By examining the brains of different species and the ways in which they live and breed together, a startling relationship is found between the average size of a social group and the size of the brain. Specifically, the bigger the social group, the bigger the brain. The “Machiavellian intelligence” or “social brain” hypothesis puts forward the idea that the comparatively large brains and complex cognitive abilities of humans have evolved as a result of intense social competition. It is suggested that earlier on in the human evolutionary lineage, some individuals may have developed increasingly sophisticated Machiavellian or manipulative and deceitful interaction strategies in order to obtain heightened social position and reproductive success, resulting in a developmental arms race.

Prefrontal Cortex and Deception

In an extensive survey of trained animal observers in which a number of possible confounding factors were considered, it was discovered that, as both cortical volume and specifically the relative size of the prefrontal cortex in comparison to the rest of the brain increases, the frequency and complexity of reported episodes of tactical deception increases. The prefrontal cortex, which is directly behind the forehead, is strongly linked in humans with language, memory, planning, the control of automatic behavior, and the representation of the minds of other individuals. These processes are all strongly implicated in deception, a finding that more recent neuroimaging studies appear to support.

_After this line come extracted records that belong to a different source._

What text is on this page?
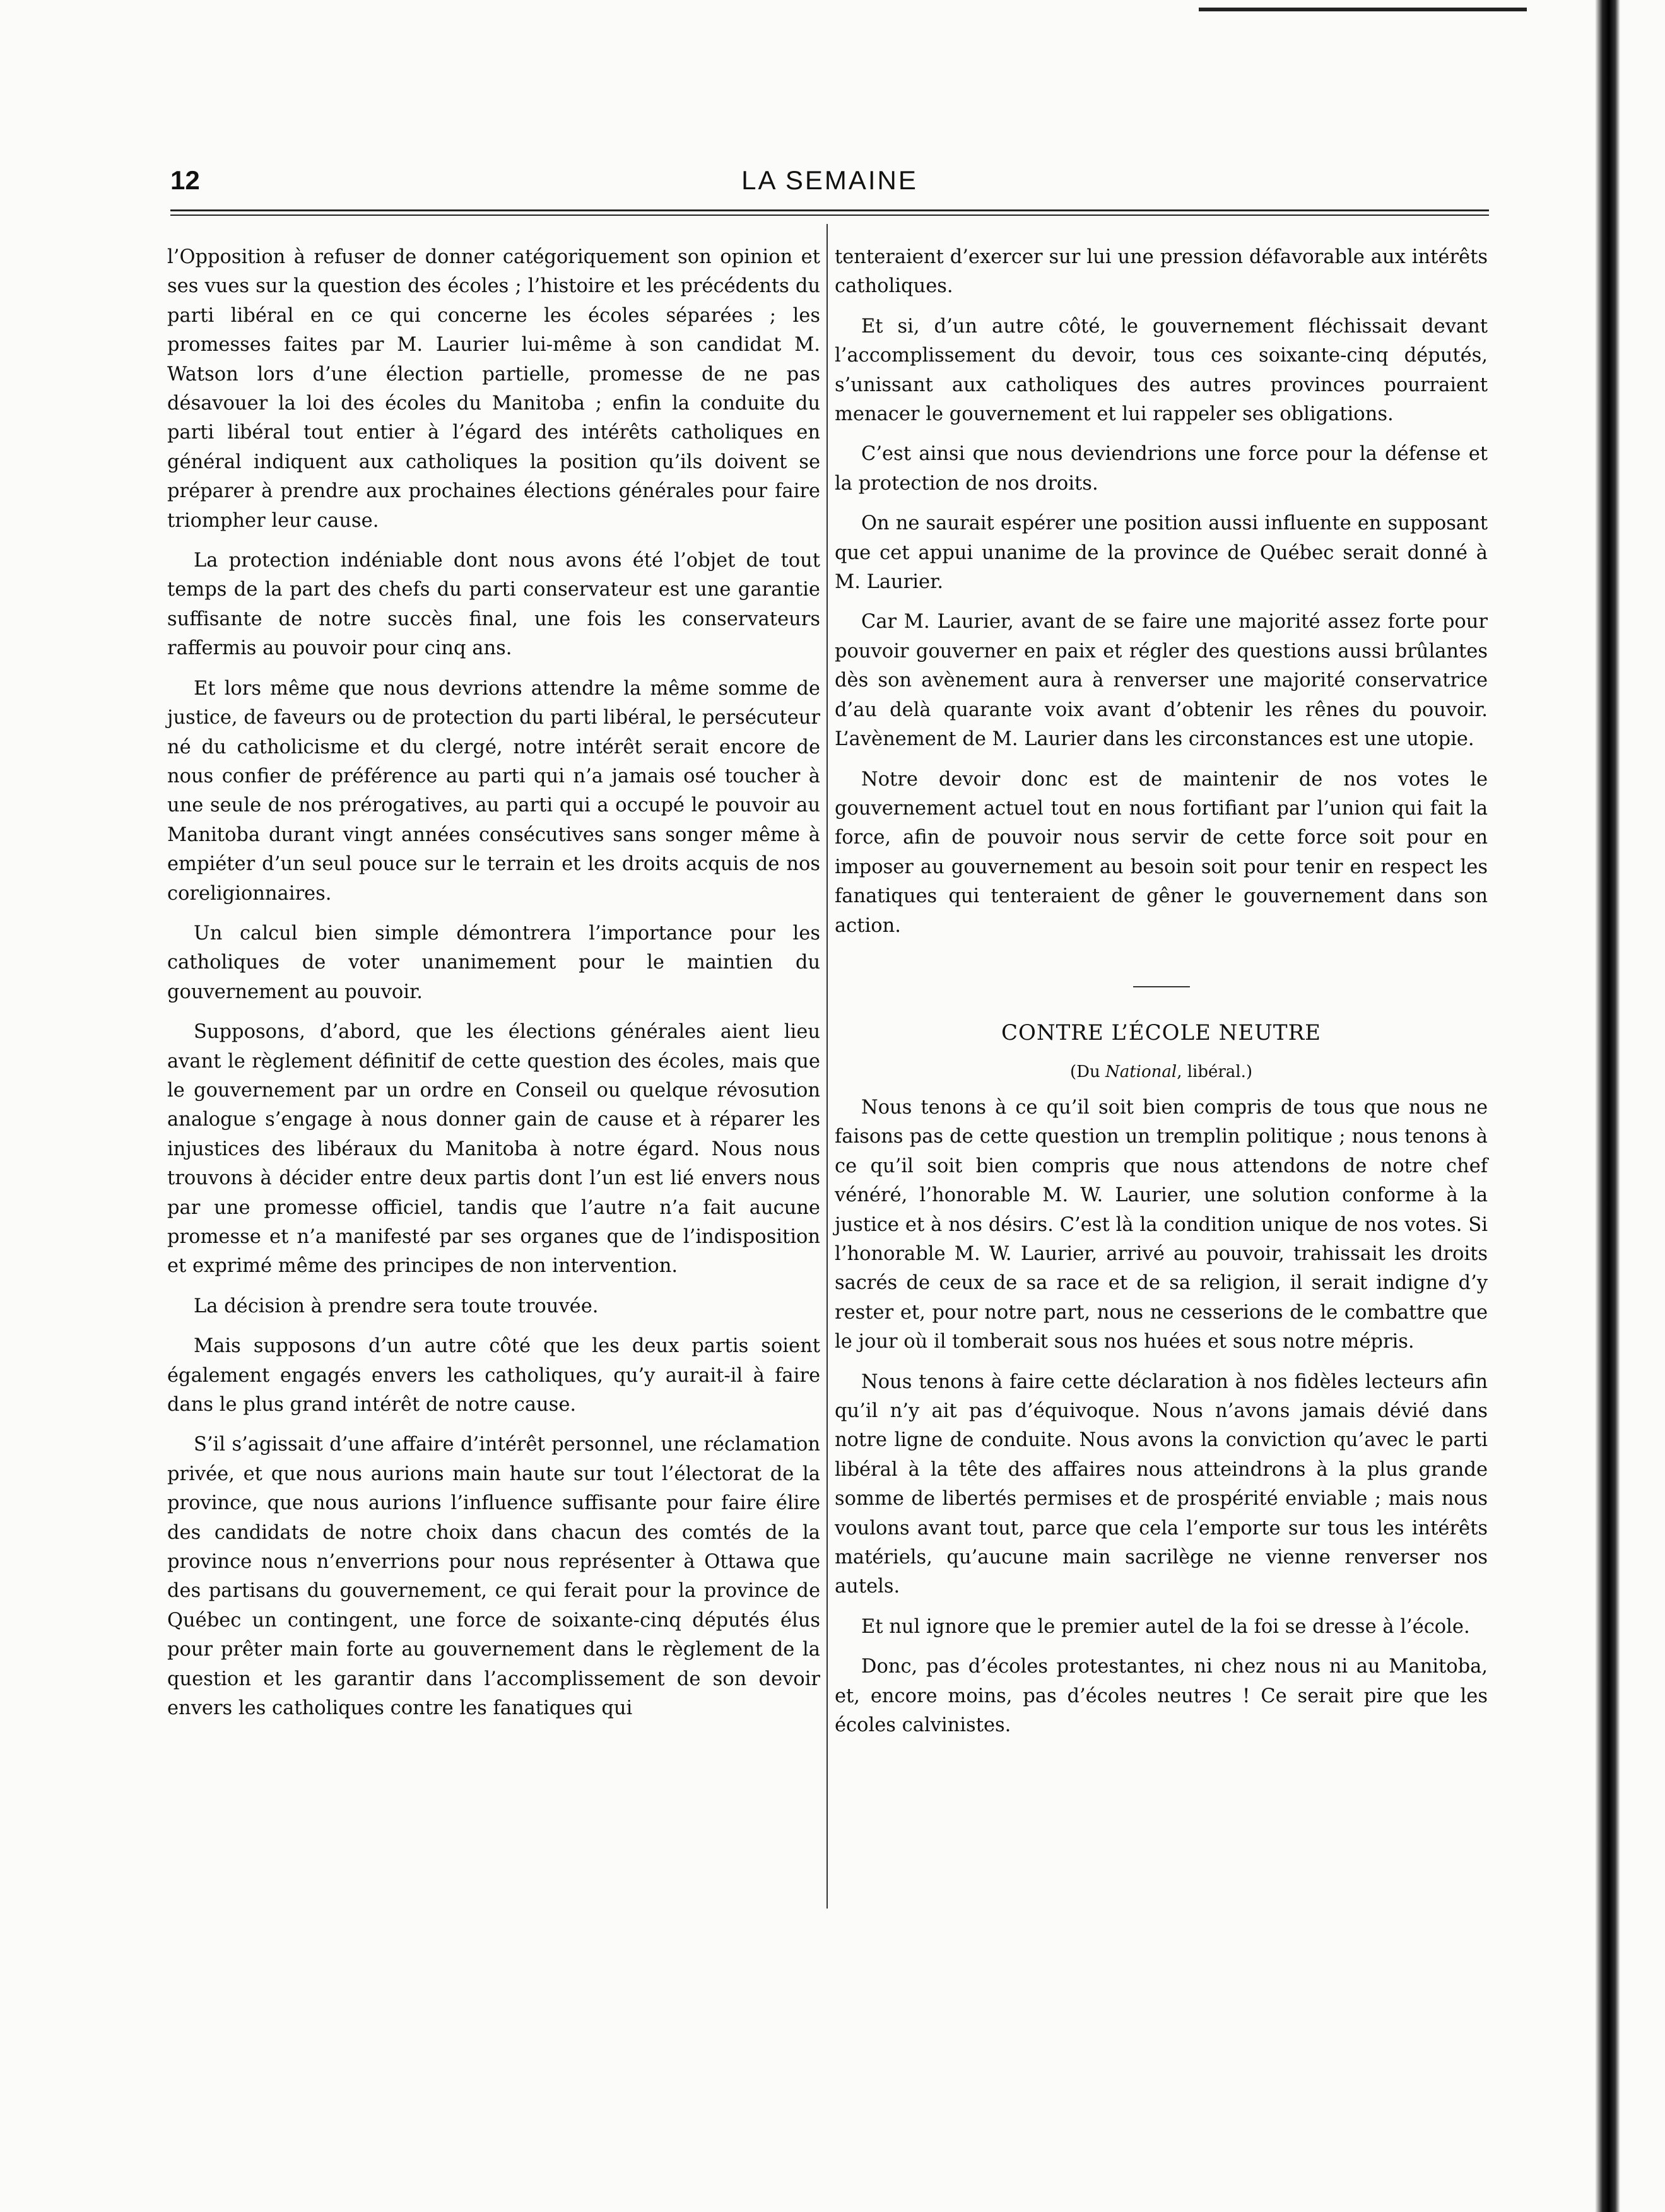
LA SEMAINE
12

l’Opposition à refuser de donner catégoriquement son opinion et ses vues sur la question des écoles ; l’histoire et les précédents du parti libéral en ce qui concerne les écoles séparées ; les promesses faites par M. Laurier lui-même à son candidat M. Watson lors d’une élection partielle, promesse de ne pas désavouer la loi des écoles du Manitoba ; enfin la conduite du parti libéral tout entier à l’égard des intérêts catholiques en général indiquent aux catholiques la position qu’ils doivent se préparer à prendre aux prochaines élections générales pour faire triompher leur cause.

La protection indéniable dont nous avons été l’objet de tout temps de la part des chefs du parti conservateur est une garantie suffisante de notre succès final, une fois les conservateurs raffermis au pouvoir pour cinq ans.

Et lors même que nous devrions attendre la même somme de justice, de faveurs ou de protection du parti libéral, le persécuteur né du catholicisme et du clergé, notre intérêt serait encore de nous confier de préférence au parti qui n’a jamais osé toucher à une seule de nos prérogatives, au parti qui a occupé le pouvoir au Manitoba durant vingt années consécutives sans songer même à empiéter d’un seul pouce sur le terrain et les droits acquis de nos coreligionnaires.

Un calcul bien simple démontrera l’importance pour les catholiques de voter unanimement pour le maintien du gouvernement au pouvoir.

Supposons, d’abord, que les élections générales aient lieu avant le règlement définitif de cette question des écoles, mais que le gouvernement par un ordre en Conseil ou quelque révosution analogue s’engage à nous donner gain de cause et à réparer les injustices des libéraux du Manitoba à notre égard. Nous nous trouvons à décider entre deux partis dont l’un est lié envers nous par une promesse officiel, tandis que l’autre n’a fait aucune promesse et n’a manifesté par ses organes que de l’indisposition et exprimé même des principes de non intervention.

La décision à prendre sera toute trouvée.

Mais supposons d’un autre côté que les deux partis soient également engagés envers les catholiques, qu’y aurait-il à faire dans le plus grand intérêt de notre cause.

S’il s’agissait d’une affaire d’intérêt personnel, une réclamation privée, et que nous aurions main haute sur tout l’électorat de la province, que nous aurions l’influence suffisante pour faire élire des candidats de notre choix dans chacun des comtés de la province nous n’enverrions pour nous représenter à Ottawa que des partisans du gouvernement, ce qui ferait pour la province de Québec un contingent, une force de soixante-cinq députés élus pour prêter main forte au gouvernement dans le règlement de la question et les garantir dans l’accomplissement de son devoir envers les catholiques contre les fanatiques qui

tenteraient d’exercer sur lui une pression défavorable aux intérêts catholiques.

Et si, d’un autre côté, le gouvernement fléchissait devant l’accomplissement du devoir, tous ces soixante-cinq députés, s’unissant aux catholiques des autres provinces pourraient menacer le gouvernement et lui rappeler ses obligations.

C’est ainsi que nous deviendrions une force pour la défense et la protection de nos droits.

On ne saurait espérer une position aussi influente en supposant que cet appui unanime de la province de Québec serait donné à M. Laurier.

Car M. Laurier, avant de se faire une majorité assez forte pour pouvoir gouverner en paix et régler des questions aussi brûlantes dès son avènement aura à renverser une majorité conservatrice d’au delà quarante voix avant d’obtenir les rênes du pouvoir. L’avènement de M. Laurier dans les circonstances est une utopie.

Notre devoir donc est de maintenir de nos votes le gouvernement actuel tout en nous fortifiant par l’union qui fait la force, afin de pouvoir nous servir de cette force soit pour en imposer au gouvernement au besoin soit pour tenir en respect les fanatiques qui tenteraient de gêner le gouvernement dans son action.

CONTRE L’ÉCOLE NEUTRE
(Du National, libéral.)

Nous tenons à ce qu’il soit bien compris de tous que nous ne faisons pas de cette question un tremplin politique ; nous tenons à ce qu’il soit bien compris que nous attendons de notre chef vénéré, l’honorable M. W. Laurier, une solution conforme à la justice et à nos désirs. C’est là la condition unique de nos votes. Si l’honorable M. W. Laurier, arrivé au pouvoir, trahissait les droits sacrés de ceux de sa race et de sa religion, il serait indigne d’y rester et, pour notre part, nous ne cesserions de le combattre que le jour où il tomberait sous nos huées et sous notre mépris.

Nous tenons à faire cette déclaration à nos fidèles lecteurs afin qu’il n’y ait pas d’équivoque. Nous n’avons jamais dévié dans notre ligne de conduite. Nous avons la conviction qu’avec le parti libéral à la tête des affaires nous atteindrons à la plus grande somme de libertés permises et de prospérité enviable ; mais nous voulons avant tout, parce que cela l’emporte sur tous les intérêts matériels, qu’aucune main sacrilège ne vienne renverser nos autels.

Et nul ignore que le premier autel de la foi se dresse à l’école.

Donc, pas d’écoles protestantes, ni chez nous ni au Manitoba, et, encore moins, pas d’écoles neutres ! Ce serait pire que les écoles calvinistes.
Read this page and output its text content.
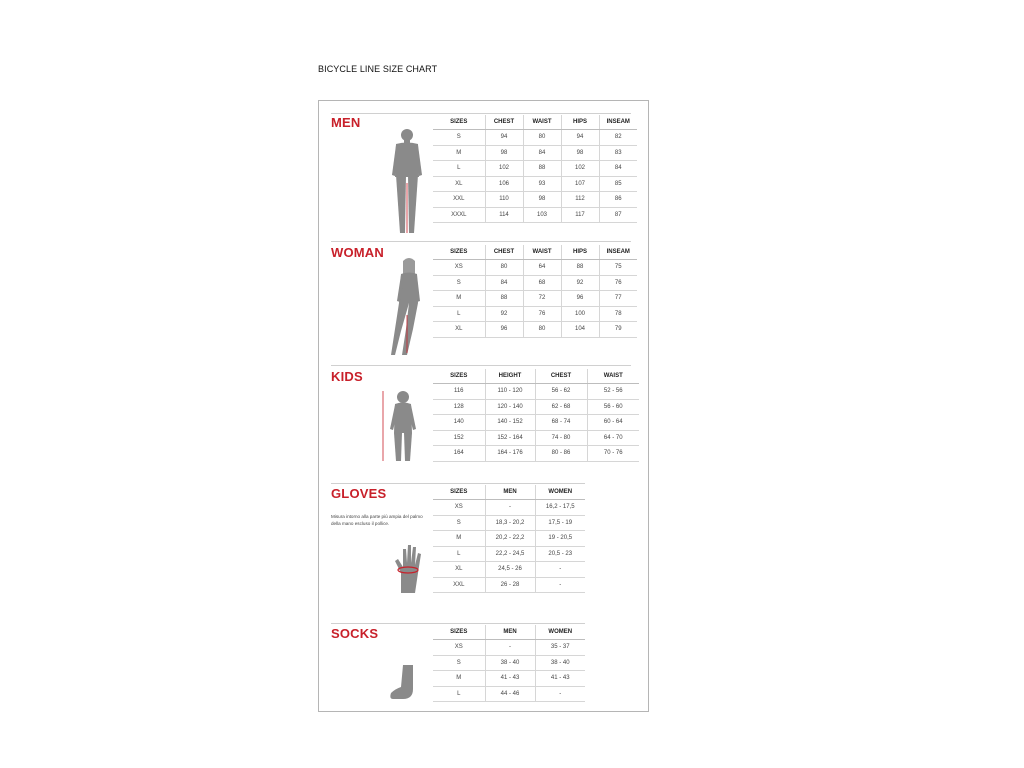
BICYCLE LINE SIZE CHART
MEN	SIZES	CHEST	WAIST	HIPS	INSEAM
S	94	80	94	82
M	98	84	98	83
L	102	88	102	84
XL	106	93	107	85
XXL	110	98	112	86
XXXL	114	103	117	87
WOMAN	SIZES	CHEST	WAIST	HIPS	INSEAM
XS	80	64	88	75
S	84	68	92	76
M	88	72	96	77
L	92	76	100	78
XL	96	80	104	79
KIDS	SIZES	HEIGHT	CHEST	WAIST
116	110 - 120	56 - 62	52 - 56
128	120 - 140	62 - 68	56 - 60
140	140 - 152	68 - 74	60 - 64
152	152 - 164	74 - 80	64 - 70
164	164 - 176	80 - 86	70 - 76
GLOVES
Misura intorno alla parte più ampia del palmo della mano escluso il pollice.
SIZES	MEN	WOMEN
XS	-	16,2 - 17,5
S	18,3 - 20,2	17,5 - 19
M	20,2 - 22,2	19 - 20,5
L	22,2 - 24,5	20,5 - 23
XL	24,5 - 26	-
XXL	26 - 28	-
SOCKS	SIZES	MEN	WOMEN
XS	-	35 - 37
S	38 - 40	38 - 40
M	41 - 43	41 - 43
L	44 - 46	-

The role of the prefrontal cortex, and especially areas of the prefrontal cortex supporting the representation of the minds of others (known as theory of mind), is also supported by developmental research. Children are unable to understand or make use of deception prior to a certain point in their cognitive development, usually indicated as around the same time as the development of the fully fledged theory of mind. This includes the understanding that others can have false beliefs, or beliefs that are inconsistent with one's beliefs and may be crucially inconsistent with the true state of the world. Several strands of neurobiological research have shown this period of development to promote rapid development of the prefrontal cortices in children, which have been shown to be crucial for theory of mind, false-belief understanding, and deception.